Gods, we’re such a fucked up family.
“She’s going to rip the universe apart and build a new one, piece by piece,” he said, his words calm and even. His face looked dead. Not cold, but dead—devoid of emotion except for the slight tensing of his eyes. An edge of contempt curled his words. “She will eliminate every single being in this world and the next, erase them, and start anew. She will do it by ripping this world—my world—apart at its seams and reusing my parts like fucking Ymir.”
Karin’s jaw slackened. Ymir was the cosmogenic deity from Norse legends. The stories held that he was killed by Odin and two others, and his blood and body parts were then used to make up the world.
By the way Tylanus said it, and the tightening of his tendons as he held the pads of his fingers on the counter, it sounded like the process would be about as painful as it sounded.
“Wow. Sounds like a great time to get the fuck away from her.” Karin sucked in a breath, his words knocking all her former anger down. She ran a limp hand through her hair, sputtering. “What the fuck. Can she even do that?”
“She can,” Layla said. “And she will. Unless you stop her.”
“We’re working on it,” she hissed through her teeth, hesitating
as she turned, her attention shifting between Tylanus and Layla, passing over Nomiki’s silent form.
Shit.
“We’ve got a lead on something,” she said cautiously, not wanting to show her hand. “Delay her as much as you can. We’re kind of in a shitstorm right now, but we’re working as hard as we can.”
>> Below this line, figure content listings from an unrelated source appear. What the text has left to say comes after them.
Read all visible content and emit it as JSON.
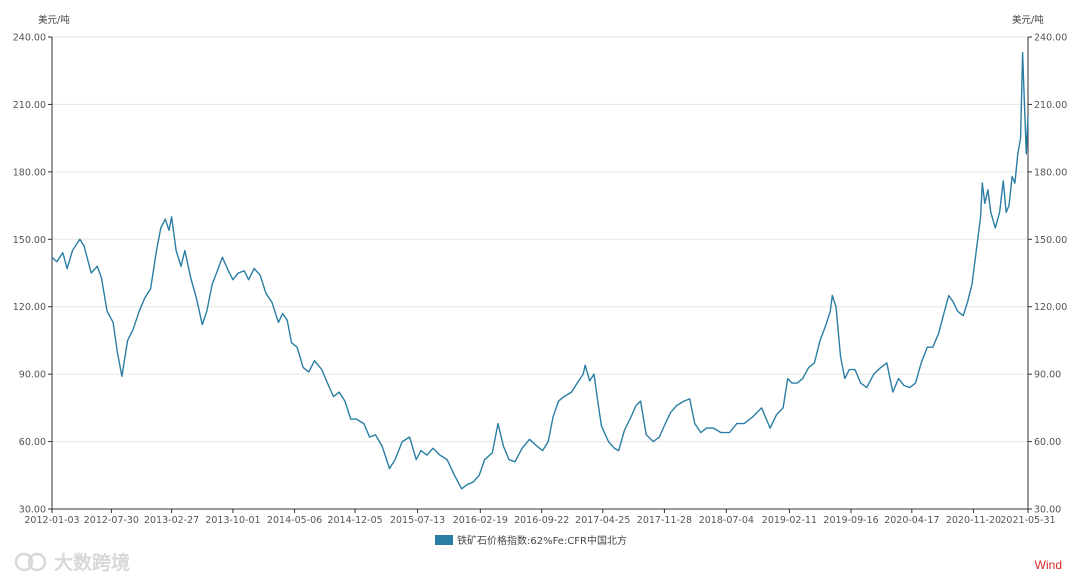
{
  "chart_data": {
    "type": "line",
    "title": "",
    "y_unit_left": "美元/吨",
    "y_unit_right": "美元/吨",
    "ylim": [
      30,
      240
    ],
    "y_ticks": [
      "30.00",
      "60.00",
      "90.00",
      "120.00",
      "150.00",
      "180.00",
      "210.00",
      "240.00"
    ],
    "x_range": [
      "2012-01-03",
      "2021-05-31"
    ],
    "x_ticks": [
      "2012-01-03",
      "2012-07-30",
      "2013-02-27",
      "2013-10-01",
      "2014-05-06",
      "2014-12-05",
      "2015-07-13",
      "2016-02-19",
      "2016-09-22",
      "2017-04-25",
      "2017-11-28",
      "2018-07-04",
      "2019-02-11",
      "2019-09-16",
      "2020-04-17",
      "2020-11-20",
      "2021-05-31"
    ],
    "grid": "horizontal",
    "legend_position": "bottom",
    "colors": {
      "line": "#2a7ea3",
      "grid": "#e6e6e6",
      "axis": "#333333"
    },
    "series": [
      {
        "name": "铁矿石价格指数:62%Fe:CFR中国北方",
        "points": [
          [
            "2012-01-03",
            142
          ],
          [
            "2012-01-20",
            140
          ],
          [
            "2012-02-10",
            144
          ],
          [
            "2012-02-25",
            137
          ],
          [
            "2012-03-15",
            145
          ],
          [
            "2012-04-10",
            150
          ],
          [
            "2012-04-25",
            147
          ],
          [
            "2012-05-20",
            135
          ],
          [
            "2012-06-10",
            138
          ],
          [
            "2012-06-25",
            133
          ],
          [
            "2012-07-15",
            118
          ],
          [
            "2012-08-05",
            113
          ],
          [
            "2012-08-20",
            100
          ],
          [
            "2012-09-05",
            89
          ],
          [
            "2012-09-25",
            105
          ],
          [
            "2012-10-15",
            110
          ],
          [
            "2012-11-05",
            118
          ],
          [
            "2012-11-25",
            124
          ],
          [
            "2012-12-15",
            128
          ],
          [
            "2013-01-05",
            145
          ],
          [
            "2013-01-20",
            155
          ],
          [
            "2013-02-05",
            159
          ],
          [
            "2013-02-18",
            154
          ],
          [
            "2013-02-27",
            160
          ],
          [
            "2013-03-15",
            145
          ],
          [
            "2013-04-01",
            138
          ],
          [
            "2013-04-15",
            145
          ],
          [
            "2013-05-05",
            133
          ],
          [
            "2013-05-25",
            124
          ],
          [
            "2013-06-15",
            112
          ],
          [
            "2013-07-01",
            118
          ],
          [
            "2013-07-20",
            130
          ],
          [
            "2013-08-10",
            137
          ],
          [
            "2013-08-25",
            142
          ],
          [
            "2013-09-15",
            136
          ],
          [
            "2013-10-01",
            132
          ],
          [
            "2013-10-20",
            135
          ],
          [
            "2013-11-10",
            136
          ],
          [
            "2013-11-25",
            132
          ],
          [
            "2013-12-15",
            137
          ],
          [
            "2014-01-05",
            134
          ],
          [
            "2014-01-25",
            126
          ],
          [
            "2014-02-15",
            122
          ],
          [
            "2014-03-10",
            113
          ],
          [
            "2014-03-25",
            117
          ],
          [
            "2014-04-10",
            114
          ],
          [
            "2014-04-25",
            104
          ],
          [
            "2014-05-15",
            102
          ],
          [
            "2014-06-05",
            93
          ],
          [
            "2014-06-25",
            91
          ],
          [
            "2014-07-15",
            96
          ],
          [
            "2014-08-10",
            92
          ],
          [
            "2014-08-30",
            86
          ],
          [
            "2014-09-20",
            80
          ],
          [
            "2014-10-10",
            82
          ],
          [
            "2014-10-30",
            78
          ],
          [
            "2014-11-20",
            70
          ],
          [
            "2014-12-10",
            70
          ],
          [
            "2015-01-05",
            68
          ],
          [
            "2015-01-25",
            62
          ],
          [
            "2015-02-15",
            63
          ],
          [
            "2015-03-10",
            58
          ],
          [
            "2015-04-05",
            48
          ],
          [
            "2015-04-25",
            52
          ],
          [
            "2015-05-20",
            60
          ],
          [
            "2015-06-15",
            62
          ],
          [
            "2015-07-08",
            52
          ],
          [
            "2015-07-25",
            56
          ],
          [
            "2015-08-15",
            54
          ],
          [
            "2015-09-05",
            57
          ],
          [
            "2015-09-30",
            54
          ],
          [
            "2015-10-25",
            52
          ],
          [
            "2015-11-20",
            45
          ],
          [
            "2015-12-15",
            39
          ],
          [
            "2016-01-05",
            41
          ],
          [
            "2016-01-25",
            42
          ],
          [
            "2016-02-15",
            45
          ],
          [
            "2016-03-05",
            52
          ],
          [
            "2016-04-01",
            55
          ],
          [
            "2016-04-21",
            68
          ],
          [
            "2016-05-10",
            58
          ],
          [
            "2016-05-30",
            52
          ],
          [
            "2016-06-20",
            51
          ],
          [
            "2016-07-15",
            57
          ],
          [
            "2016-08-10",
            61
          ],
          [
            "2016-09-05",
            58
          ],
          [
            "2016-09-25",
            56
          ],
          [
            "2016-10-15",
            60
          ],
          [
            "2016-11-01",
            71
          ],
          [
            "2016-11-20",
            78
          ],
          [
            "2016-12-10",
            80
          ],
          [
            "2017-01-05",
            82
          ],
          [
            "2017-01-25",
            86
          ],
          [
            "2017-02-15",
            90
          ],
          [
            "2017-02-22",
            94
          ],
          [
            "2017-03-10",
            87
          ],
          [
            "2017-03-25",
            90
          ],
          [
            "2017-04-05",
            80
          ],
          [
            "2017-04-20",
            67
          ],
          [
            "2017-05-15",
            60
          ],
          [
            "2017-06-05",
            57
          ],
          [
            "2017-06-20",
            56
          ],
          [
            "2017-07-10",
            65
          ],
          [
            "2017-07-30",
            70
          ],
          [
            "2017-08-20",
            76
          ],
          [
            "2017-09-05",
            78
          ],
          [
            "2017-09-25",
            63
          ],
          [
            "2017-10-20",
            60
          ],
          [
            "2017-11-10",
            62
          ],
          [
            "2017-12-01",
            68
          ],
          [
            "2017-12-20",
            73
          ],
          [
            "2018-01-10",
            76
          ],
          [
            "2018-02-05",
            78
          ],
          [
            "2018-02-25",
            79
          ],
          [
            "2018-03-15",
            68
          ],
          [
            "2018-04-05",
            64
          ],
          [
            "2018-04-25",
            66
          ],
          [
            "2018-05-20",
            66
          ],
          [
            "2018-06-15",
            64
          ],
          [
            "2018-07-15",
            64
          ],
          [
            "2018-08-10",
            68
          ],
          [
            "2018-09-05",
            68
          ],
          [
            "2018-10-05",
            71
          ],
          [
            "2018-11-05",
            75
          ],
          [
            "2018-12-05",
            66
          ],
          [
            "2018-12-28",
            72
          ],
          [
            "2019-01-20",
            75
          ],
          [
            "2019-02-05",
            88
          ],
          [
            "2019-02-20",
            86
          ],
          [
            "2019-03-10",
            86
          ],
          [
            "2019-03-30",
            88
          ],
          [
            "2019-04-20",
            93
          ],
          [
            "2019-05-10",
            95
          ],
          [
            "2019-05-30",
            105
          ],
          [
            "2019-06-20",
            112
          ],
          [
            "2019-07-05",
            118
          ],
          [
            "2019-07-12",
            125
          ],
          [
            "2019-07-25",
            120
          ],
          [
            "2019-08-10",
            98
          ],
          [
            "2019-08-25",
            88
          ],
          [
            "2019-09-10",
            92
          ],
          [
            "2019-09-30",
            92
          ],
          [
            "2019-10-20",
            86
          ],
          [
            "2019-11-10",
            84
          ],
          [
            "2019-12-05",
            90
          ],
          [
            "2019-12-30",
            93
          ],
          [
            "2020-01-20",
            95
          ],
          [
            "2020-02-10",
            82
          ],
          [
            "2020-03-01",
            88
          ],
          [
            "2020-03-20",
            85
          ],
          [
            "2020-04-10",
            84
          ],
          [
            "2020-04-30",
            86
          ],
          [
            "2020-05-20",
            95
          ],
          [
            "2020-06-10",
            102
          ],
          [
            "2020-06-30",
            102
          ],
          [
            "2020-07-20",
            108
          ],
          [
            "2020-08-10",
            118
          ],
          [
            "2020-08-25",
            125
          ],
          [
            "2020-09-10",
            122
          ],
          [
            "2020-09-25",
            118
          ],
          [
            "2020-10-15",
            116
          ],
          [
            "2020-10-30",
            122
          ],
          [
            "2020-11-15",
            130
          ],
          [
            "2020-11-30",
            145
          ],
          [
            "2020-12-15",
            160
          ],
          [
            "2020-12-21",
            175
          ],
          [
            "2020-12-30",
            166
          ],
          [
            "2021-01-10",
            172
          ],
          [
            "2021-01-20",
            162
          ],
          [
            "2021-02-05",
            155
          ],
          [
            "2021-02-20",
            162
          ],
          [
            "2021-03-05",
            176
          ],
          [
            "2021-03-15",
            162
          ],
          [
            "2021-03-25",
            165
          ],
          [
            "2021-04-05",
            178
          ],
          [
            "2021-04-15",
            175
          ],
          [
            "2021-04-25",
            188
          ],
          [
            "2021-05-05",
            195
          ],
          [
            "2021-05-12",
            233
          ],
          [
            "2021-05-18",
            212
          ],
          [
            "2021-05-25",
            188
          ],
          [
            "2021-05-31",
            205
          ]
        ]
      }
    ]
  },
  "legend": {
    "label": "铁矿石价格指数:62%Fe:CFR中国北方"
  },
  "source_logo": "Wind",
  "watermark_text": "大数跨境"
}
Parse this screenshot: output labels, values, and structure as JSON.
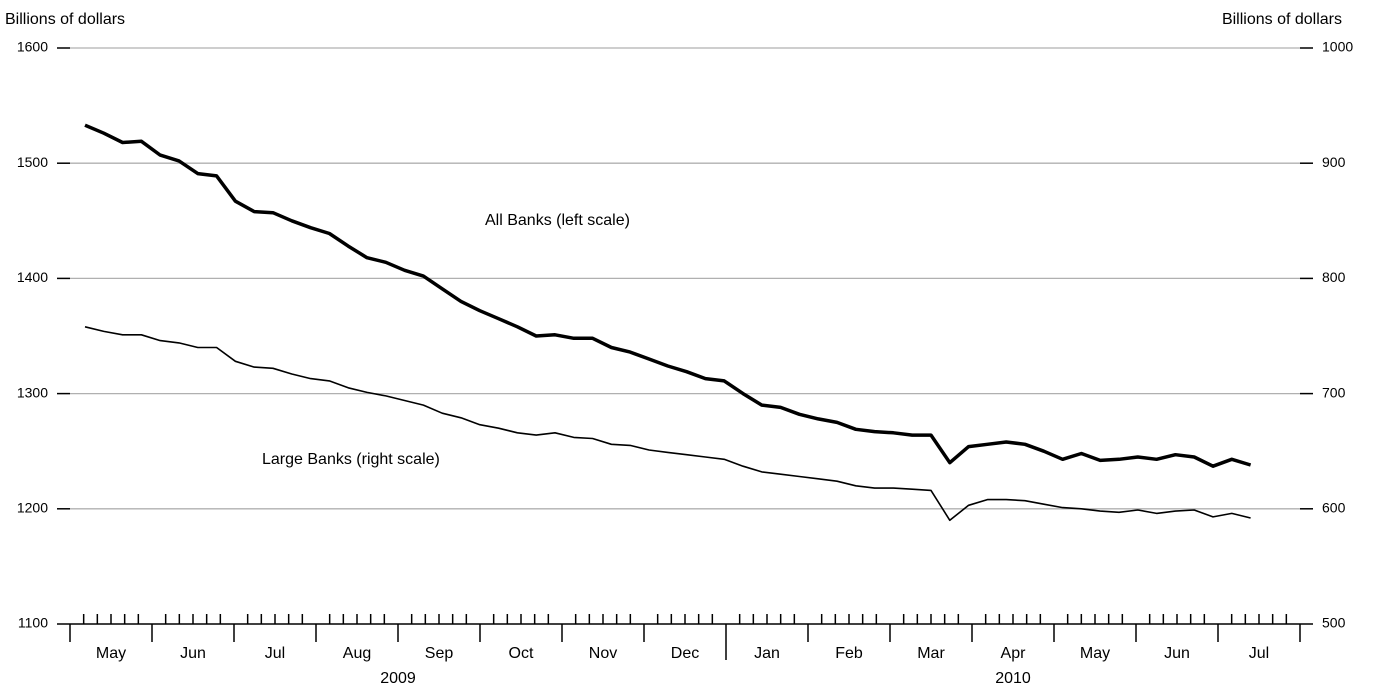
{
  "chart_data": {
    "type": "line",
    "y_label": "Billions of dollars",
    "y2_label": "Billions of dollars",
    "months": [
      "May",
      "Jun",
      "Jul",
      "Aug",
      "Sep",
      "Oct",
      "Nov",
      "Dec",
      "Jan",
      "Feb",
      "Mar",
      "Apr",
      "May",
      "Jun",
      "Jul"
    ],
    "years": [
      "2009",
      "2010"
    ],
    "ylim": [
      1100,
      1600
    ],
    "yticks": [
      1100,
      1200,
      1300,
      1400,
      1500,
      1600
    ],
    "y2lim": [
      500,
      1000
    ],
    "y2ticks": [
      500,
      600,
      700,
      800,
      900,
      1000
    ],
    "grid": true,
    "series": [
      {
        "name": "All Banks (left scale)",
        "color": "#000000",
        "values": [
          1533,
          1526,
          1518,
          1519,
          1507,
          1502,
          1491,
          1489,
          1467,
          1458,
          1457,
          1450,
          1444,
          1439,
          1428,
          1418,
          1414,
          1407,
          1402,
          1391,
          1380,
          1372,
          1365,
          1358,
          1350,
          1351,
          1348,
          1348,
          1340,
          1336,
          1330,
          1324,
          1319,
          1313,
          1311,
          1300,
          1290,
          1288,
          1282,
          1278,
          1275,
          1269,
          1267,
          1266,
          1264,
          1264,
          1240,
          1254,
          1256,
          1258,
          1256,
          1250,
          1243,
          1248,
          1242,
          1243,
          1245,
          1243,
          1247,
          1245,
          1237,
          1243,
          1238
        ]
      },
      {
        "name": "Large Banks (right scale)",
        "color": "#000000",
        "axis": "y2",
        "values": [
          758,
          754,
          751,
          751,
          746,
          744,
          740,
          740,
          728,
          723,
          722,
          717,
          713,
          711,
          705,
          701,
          698,
          694,
          690,
          683,
          679,
          673,
          670,
          666,
          664,
          666,
          662,
          661,
          656,
          655,
          651,
          649,
          647,
          645,
          643,
          637,
          632,
          630,
          628,
          626,
          624,
          620,
          618,
          618,
          617,
          616,
          590,
          603,
          608,
          608,
          607,
          604,
          601,
          600,
          598,
          597,
          599,
          596,
          598,
          599,
          593,
          596,
          592
        ]
      }
    ]
  }
}
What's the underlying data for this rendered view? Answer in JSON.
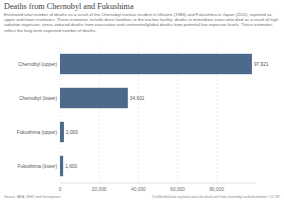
{
  "chart_data": {
    "type": "bar",
    "orientation": "horizontal",
    "title": "Deaths from Chernobyl and Fukushima",
    "subtitle": "Estimated total number of deaths as a result of the Chernobyl nuclear incident in Ukraine (1986) and Fukushima in Japan (2011), reported as upper and lower estimates. These estimates include direct fatalities at the nuclear facility; deaths in immediate areas who died as a result of high radiation exposure; stress-induced deaths from evacuation and continental/global deaths from potential low exposure levels. These estimates reflect the long-term expected number of deaths.",
    "categories": [
      "Chernobyl (upper)",
      "Chernobyl (lower)",
      "Fukushima (upper)",
      "Fukushima (lower)"
    ],
    "values": [
      97921,
      34601,
      2000,
      1600
    ],
    "value_labels": [
      "97,921",
      "34,601",
      "2,000",
      "1,600"
    ],
    "data_labels": true,
    "color": "#4d6a8c",
    "xlim": [
      0,
      100000
    ],
    "xticks": [
      0,
      {
        "value": 20000,
        "label": "20,000"
      },
      {
        "value": 40000,
        "label": "40,000"
      },
      {
        "value": 60000,
        "label": "60,000"
      },
      {
        "value": 80000,
        "label": "80,000"
      }
    ],
    "grid": true,
    "annotations": [
      "Source: IAEA, WHO and Greenpeace",
      "OurWorldInData.org/what-was-the-death-toll-from-chernobyl-and-fukushima/ • CC BY"
    ]
  }
}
On a whim, she lunged forward. Tylanus snapped his attention up at her sudden movement, but she was too fast. Her hand brushed down on his arm, fingers wrapping around the back of his hand, comforting. His startled black eyes met hers.
“Hold on,” she repeated. “We’ll come to you. I’ll get you out of this.”
On the tail end of her words, she called on her new power. As it crackled through her, the scene began to slip together like water, blackness fading into the sides like a movie vignette.
In the next second, she was in her bunk, and her hand was gripping nothing.
She jerked awake, heels hitting the wall with a thump. Cool air touched her face. For a second, she couldn’t figure out where she was—images and sensations floated around her, disjointed. As if half of her were in a different world.
Which, given the dream, was likely at this point.
But, slowly, the surfaces of her room resolved around her. The gunmetal walls, the hard edge of the bunk’s frame, the familiar annoyance of her bare leg poking out from under a blanket. The red glow of numbers illuminated the planes of her locker and the wall at the back, telling her she’d been asleep for six hours.
Sleep closed back in on her eyes. She groaned and turned over, trying to kick her blanket back into place over her foot.
That’s when she noticed the Shadow standing in the corner of the room. On the other side of the locker.
Ice shot into her blood. She bolted up, her breath sucking in as she scrambled back. Pain smacked into her right elbow as she hit the wall. Her left foot found the end of the bunk.
In the next second, she was upright, bare feet slapping on the floor as she scuttled into the front corner of the room—as far as she could get from the Shadow without activating the door panel and leaving.
It didn’t move. Its stare bored into her. She could feel its attention pull through her, as if it could see straight through her skin.